PP5 -Prevalence of co-infection with influenza A, influenza B and SARS-CoV-2 viruses among samples referred to the national laboratory in 2024
Abstract
Introduction
Co-infection with respiratory pathogens, such as influenza and SARS-CoV-2, poses a significant challenge in clinical diagnosis and treatment. Understanding the prevalence and clinical characteristics of such cases is crucial for guiding effective healthcare interventions. The National Influenza Centre/Laboratory adopted testing all surveillance samples for both viruses, as recommended by the WHO, which was later expanded to include all clinical samples. This provides prevalence data from a larger sample and reflects the co-circulation of the viruses.
Objectives
To determine the prevalence of co-infection with influenza and SARS-CoV-2 viruses among patient samples referred to the National Reference Respiratory Laboratory, Colombo.

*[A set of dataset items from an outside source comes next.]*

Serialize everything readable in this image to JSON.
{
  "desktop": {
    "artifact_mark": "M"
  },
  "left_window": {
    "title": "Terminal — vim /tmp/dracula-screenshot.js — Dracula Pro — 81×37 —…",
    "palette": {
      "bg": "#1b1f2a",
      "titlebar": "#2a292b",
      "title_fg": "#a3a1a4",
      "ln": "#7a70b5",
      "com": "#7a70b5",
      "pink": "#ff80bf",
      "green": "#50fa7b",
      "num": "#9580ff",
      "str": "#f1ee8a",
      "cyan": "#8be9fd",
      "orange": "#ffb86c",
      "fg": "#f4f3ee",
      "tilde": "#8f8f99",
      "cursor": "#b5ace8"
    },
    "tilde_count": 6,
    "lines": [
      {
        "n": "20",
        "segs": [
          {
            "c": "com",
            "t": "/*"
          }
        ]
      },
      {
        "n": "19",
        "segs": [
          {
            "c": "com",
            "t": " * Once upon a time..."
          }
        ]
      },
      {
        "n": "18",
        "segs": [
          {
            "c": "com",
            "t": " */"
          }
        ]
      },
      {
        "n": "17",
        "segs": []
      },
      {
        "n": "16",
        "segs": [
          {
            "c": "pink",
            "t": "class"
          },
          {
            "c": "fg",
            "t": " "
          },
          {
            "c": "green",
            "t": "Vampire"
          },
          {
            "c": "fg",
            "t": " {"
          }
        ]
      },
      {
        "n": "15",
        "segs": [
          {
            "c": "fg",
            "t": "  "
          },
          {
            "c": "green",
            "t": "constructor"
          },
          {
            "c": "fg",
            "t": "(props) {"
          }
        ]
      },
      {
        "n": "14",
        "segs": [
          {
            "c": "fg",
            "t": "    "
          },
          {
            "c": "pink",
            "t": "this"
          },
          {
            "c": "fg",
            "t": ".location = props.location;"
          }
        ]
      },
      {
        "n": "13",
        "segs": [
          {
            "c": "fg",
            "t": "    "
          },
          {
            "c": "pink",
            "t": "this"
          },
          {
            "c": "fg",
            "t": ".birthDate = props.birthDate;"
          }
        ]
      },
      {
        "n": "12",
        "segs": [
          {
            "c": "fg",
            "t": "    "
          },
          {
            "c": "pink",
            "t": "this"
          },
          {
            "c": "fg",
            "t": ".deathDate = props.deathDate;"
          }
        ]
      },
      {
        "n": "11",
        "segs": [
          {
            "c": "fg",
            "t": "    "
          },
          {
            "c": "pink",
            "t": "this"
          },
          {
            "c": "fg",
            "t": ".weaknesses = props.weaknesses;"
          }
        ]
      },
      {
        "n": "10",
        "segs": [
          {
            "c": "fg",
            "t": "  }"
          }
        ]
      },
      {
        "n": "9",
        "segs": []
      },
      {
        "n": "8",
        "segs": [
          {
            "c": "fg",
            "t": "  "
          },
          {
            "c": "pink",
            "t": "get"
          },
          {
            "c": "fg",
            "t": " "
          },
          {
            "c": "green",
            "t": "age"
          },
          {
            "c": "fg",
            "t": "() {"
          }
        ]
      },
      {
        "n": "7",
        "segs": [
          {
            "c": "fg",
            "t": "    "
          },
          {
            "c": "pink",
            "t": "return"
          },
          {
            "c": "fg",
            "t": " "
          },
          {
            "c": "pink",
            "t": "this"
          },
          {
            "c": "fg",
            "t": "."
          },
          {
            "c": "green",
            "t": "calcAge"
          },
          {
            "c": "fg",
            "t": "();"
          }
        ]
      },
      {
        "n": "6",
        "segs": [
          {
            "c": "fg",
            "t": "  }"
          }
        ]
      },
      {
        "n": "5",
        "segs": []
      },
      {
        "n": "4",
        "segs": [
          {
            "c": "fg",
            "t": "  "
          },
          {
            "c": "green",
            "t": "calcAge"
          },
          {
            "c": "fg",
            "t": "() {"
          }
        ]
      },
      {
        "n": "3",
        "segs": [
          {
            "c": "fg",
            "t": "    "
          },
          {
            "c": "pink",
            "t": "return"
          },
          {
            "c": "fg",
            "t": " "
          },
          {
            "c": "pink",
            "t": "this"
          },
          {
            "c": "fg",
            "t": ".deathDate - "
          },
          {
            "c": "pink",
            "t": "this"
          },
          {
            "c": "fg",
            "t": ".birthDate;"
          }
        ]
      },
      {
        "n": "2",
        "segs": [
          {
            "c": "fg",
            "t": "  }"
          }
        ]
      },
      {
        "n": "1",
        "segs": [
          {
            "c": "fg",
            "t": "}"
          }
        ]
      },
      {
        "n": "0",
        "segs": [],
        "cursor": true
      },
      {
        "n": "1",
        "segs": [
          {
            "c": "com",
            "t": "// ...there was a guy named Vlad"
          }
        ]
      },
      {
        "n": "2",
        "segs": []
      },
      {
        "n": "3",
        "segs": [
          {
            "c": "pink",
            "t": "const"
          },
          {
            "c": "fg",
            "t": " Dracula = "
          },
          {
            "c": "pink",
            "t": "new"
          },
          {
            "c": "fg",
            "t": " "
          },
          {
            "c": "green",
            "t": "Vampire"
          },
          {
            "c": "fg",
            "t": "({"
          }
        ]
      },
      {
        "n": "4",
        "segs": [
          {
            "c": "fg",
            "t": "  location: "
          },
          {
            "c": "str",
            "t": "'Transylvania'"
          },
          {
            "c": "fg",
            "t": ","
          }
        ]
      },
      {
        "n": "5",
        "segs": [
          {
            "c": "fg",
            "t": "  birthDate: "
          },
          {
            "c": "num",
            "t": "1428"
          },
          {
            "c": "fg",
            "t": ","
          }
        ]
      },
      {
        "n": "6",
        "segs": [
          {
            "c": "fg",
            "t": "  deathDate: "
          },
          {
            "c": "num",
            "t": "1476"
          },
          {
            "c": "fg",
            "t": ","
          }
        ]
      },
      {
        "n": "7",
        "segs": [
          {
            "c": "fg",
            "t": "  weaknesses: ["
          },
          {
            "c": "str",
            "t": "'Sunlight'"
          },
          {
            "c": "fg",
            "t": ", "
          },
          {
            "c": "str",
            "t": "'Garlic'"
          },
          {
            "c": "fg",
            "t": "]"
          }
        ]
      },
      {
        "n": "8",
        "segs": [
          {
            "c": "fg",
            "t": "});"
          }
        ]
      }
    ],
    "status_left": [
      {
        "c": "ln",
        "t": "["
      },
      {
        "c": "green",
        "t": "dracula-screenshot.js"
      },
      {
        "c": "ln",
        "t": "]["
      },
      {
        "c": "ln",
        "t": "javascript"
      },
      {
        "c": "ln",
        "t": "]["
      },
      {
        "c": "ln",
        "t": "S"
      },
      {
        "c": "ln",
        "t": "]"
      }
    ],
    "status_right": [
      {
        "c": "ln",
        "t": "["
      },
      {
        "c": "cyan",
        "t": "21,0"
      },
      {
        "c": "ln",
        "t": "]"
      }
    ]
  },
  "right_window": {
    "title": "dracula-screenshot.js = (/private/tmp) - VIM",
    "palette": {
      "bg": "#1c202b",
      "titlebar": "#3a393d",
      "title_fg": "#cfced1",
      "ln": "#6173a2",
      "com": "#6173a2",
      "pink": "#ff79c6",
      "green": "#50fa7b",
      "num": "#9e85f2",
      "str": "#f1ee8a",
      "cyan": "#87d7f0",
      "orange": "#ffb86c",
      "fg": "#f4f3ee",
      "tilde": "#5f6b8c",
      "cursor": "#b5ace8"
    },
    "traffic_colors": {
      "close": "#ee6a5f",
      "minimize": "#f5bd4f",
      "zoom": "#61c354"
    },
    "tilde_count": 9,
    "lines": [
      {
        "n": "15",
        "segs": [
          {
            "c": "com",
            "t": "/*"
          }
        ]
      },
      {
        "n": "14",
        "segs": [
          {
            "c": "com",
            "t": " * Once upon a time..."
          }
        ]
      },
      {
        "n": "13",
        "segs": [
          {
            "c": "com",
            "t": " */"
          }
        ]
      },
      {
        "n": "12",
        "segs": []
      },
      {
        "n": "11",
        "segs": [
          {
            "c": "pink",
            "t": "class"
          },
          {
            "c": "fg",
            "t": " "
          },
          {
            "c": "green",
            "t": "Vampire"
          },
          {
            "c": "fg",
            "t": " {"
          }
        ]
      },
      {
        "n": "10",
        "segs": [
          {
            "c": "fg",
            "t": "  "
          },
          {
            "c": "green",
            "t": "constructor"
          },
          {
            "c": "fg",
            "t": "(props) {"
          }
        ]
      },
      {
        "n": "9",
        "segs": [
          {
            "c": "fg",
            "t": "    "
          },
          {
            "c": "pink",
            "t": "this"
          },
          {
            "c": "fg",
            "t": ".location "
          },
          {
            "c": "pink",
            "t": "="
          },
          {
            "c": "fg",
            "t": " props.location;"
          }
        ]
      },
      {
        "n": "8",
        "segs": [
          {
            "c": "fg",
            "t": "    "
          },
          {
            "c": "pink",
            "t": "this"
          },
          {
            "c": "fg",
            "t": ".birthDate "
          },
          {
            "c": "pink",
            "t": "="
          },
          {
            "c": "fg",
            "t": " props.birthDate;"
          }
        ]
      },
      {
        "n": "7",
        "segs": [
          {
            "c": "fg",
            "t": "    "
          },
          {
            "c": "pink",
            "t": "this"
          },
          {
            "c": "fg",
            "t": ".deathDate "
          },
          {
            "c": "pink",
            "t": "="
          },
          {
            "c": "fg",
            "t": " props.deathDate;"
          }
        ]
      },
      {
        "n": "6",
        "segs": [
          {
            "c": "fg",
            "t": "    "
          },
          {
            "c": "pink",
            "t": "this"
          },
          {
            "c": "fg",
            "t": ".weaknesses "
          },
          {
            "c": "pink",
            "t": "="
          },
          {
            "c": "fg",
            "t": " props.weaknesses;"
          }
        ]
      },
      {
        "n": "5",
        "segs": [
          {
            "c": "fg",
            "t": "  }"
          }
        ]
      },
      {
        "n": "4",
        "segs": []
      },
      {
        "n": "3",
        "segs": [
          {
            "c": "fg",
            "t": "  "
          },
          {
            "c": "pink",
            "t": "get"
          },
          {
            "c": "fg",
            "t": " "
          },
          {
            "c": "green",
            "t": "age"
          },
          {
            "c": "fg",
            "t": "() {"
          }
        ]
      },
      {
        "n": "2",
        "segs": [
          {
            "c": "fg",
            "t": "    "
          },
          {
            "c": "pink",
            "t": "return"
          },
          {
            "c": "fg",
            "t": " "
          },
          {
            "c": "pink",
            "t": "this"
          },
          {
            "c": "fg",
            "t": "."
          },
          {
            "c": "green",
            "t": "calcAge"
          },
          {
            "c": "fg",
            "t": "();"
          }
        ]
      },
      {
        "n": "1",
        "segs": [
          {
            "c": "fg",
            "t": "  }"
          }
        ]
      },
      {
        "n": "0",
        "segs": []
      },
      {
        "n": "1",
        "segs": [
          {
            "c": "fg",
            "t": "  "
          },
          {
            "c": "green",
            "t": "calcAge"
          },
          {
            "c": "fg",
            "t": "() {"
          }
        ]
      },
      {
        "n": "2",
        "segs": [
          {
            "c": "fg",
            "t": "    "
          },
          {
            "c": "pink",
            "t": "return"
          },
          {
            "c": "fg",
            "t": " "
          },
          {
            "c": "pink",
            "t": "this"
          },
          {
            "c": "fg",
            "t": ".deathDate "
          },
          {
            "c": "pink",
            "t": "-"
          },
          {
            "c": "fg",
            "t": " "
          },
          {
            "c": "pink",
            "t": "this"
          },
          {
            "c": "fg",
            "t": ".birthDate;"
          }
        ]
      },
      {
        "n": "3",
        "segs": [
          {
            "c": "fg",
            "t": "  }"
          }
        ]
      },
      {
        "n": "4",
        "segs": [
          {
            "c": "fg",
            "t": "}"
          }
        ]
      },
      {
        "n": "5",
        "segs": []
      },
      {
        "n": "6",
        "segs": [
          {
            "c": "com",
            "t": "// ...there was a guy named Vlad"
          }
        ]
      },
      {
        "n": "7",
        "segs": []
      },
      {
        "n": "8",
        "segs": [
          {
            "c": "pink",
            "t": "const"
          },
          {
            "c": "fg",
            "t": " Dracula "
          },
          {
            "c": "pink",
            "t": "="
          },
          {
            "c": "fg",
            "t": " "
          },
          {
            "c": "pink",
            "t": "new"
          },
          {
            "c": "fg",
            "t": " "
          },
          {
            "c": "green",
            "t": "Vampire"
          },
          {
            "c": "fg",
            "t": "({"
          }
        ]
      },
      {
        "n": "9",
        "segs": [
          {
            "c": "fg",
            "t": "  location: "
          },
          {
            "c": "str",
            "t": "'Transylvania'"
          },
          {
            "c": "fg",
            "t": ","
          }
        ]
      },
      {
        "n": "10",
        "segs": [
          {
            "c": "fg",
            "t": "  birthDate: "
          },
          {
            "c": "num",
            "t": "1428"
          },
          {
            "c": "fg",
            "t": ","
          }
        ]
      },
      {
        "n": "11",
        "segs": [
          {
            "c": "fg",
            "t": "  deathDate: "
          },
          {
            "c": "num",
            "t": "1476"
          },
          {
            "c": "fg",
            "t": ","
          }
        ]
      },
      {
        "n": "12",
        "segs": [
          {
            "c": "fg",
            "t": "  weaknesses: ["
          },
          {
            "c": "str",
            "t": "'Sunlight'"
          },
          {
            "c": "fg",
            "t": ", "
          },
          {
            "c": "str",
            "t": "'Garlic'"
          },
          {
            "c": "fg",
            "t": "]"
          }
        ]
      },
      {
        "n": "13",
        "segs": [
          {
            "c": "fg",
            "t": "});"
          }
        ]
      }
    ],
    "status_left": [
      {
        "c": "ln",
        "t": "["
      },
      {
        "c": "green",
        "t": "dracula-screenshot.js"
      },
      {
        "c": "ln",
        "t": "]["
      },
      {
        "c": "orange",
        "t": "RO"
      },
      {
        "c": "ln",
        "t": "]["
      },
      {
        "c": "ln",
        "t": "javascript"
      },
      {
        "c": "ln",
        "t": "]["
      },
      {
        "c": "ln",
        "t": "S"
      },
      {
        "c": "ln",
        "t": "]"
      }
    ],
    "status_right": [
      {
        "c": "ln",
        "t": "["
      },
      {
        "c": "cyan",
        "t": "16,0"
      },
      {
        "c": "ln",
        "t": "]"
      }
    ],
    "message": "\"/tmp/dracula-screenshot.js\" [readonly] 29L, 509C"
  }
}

Design, setting, and methods
All samples sent from OPD and in-ward patients from all over the country between January and December 2024 were tested using CDC in-house multiplex PCR, and Altona Diagnostics (IVD, CE) assays to detect influenza A/B and SARS-CoV-2. The analysis included patient demographics and clinical symptoms. Co-infection was defined as the simultaneous detection of both viruses in the same sample, and all those were sent to the WHO reference laboratory in Australia for confirmation.
Results
Out of the 5,364 samples analyzed, 23(0.42%) were confirmed as co-infected with SARS-CoV-2 and influenza A/B. Twelve were from the OPD, three from the intensive care/emergency treatment units, and eight from wards. This co-infected group consisted of 15 females and eight males, with ages ranging from 1 to 81 years (mean age: 32.5 years). The age groups were 1-12 years (5), 13-45 years (7), 46-65 years (6), and over 66 years (5). Most co-infected patients presented with fever 65% (15), cough 69% (16), sore throat 39% (9), shortness of breath 17% (4). The request forms did not mention the co-morbid factors of the co-infected patients. Twenty patients were co-infected with influenza A and SARS-CoV-2, and three with influenza B and SARS-CoV-2. The influenza A subtypes were H1 (13), H3 (4), and not typed (3). All influenza B cases (3) were of Victoria lineage.
Conclusion
The study highlights a very low prevalence of co-infection among this cohort. Continued routine testing for both viruses raises questions in a low-resource setting due to the significant costs involved.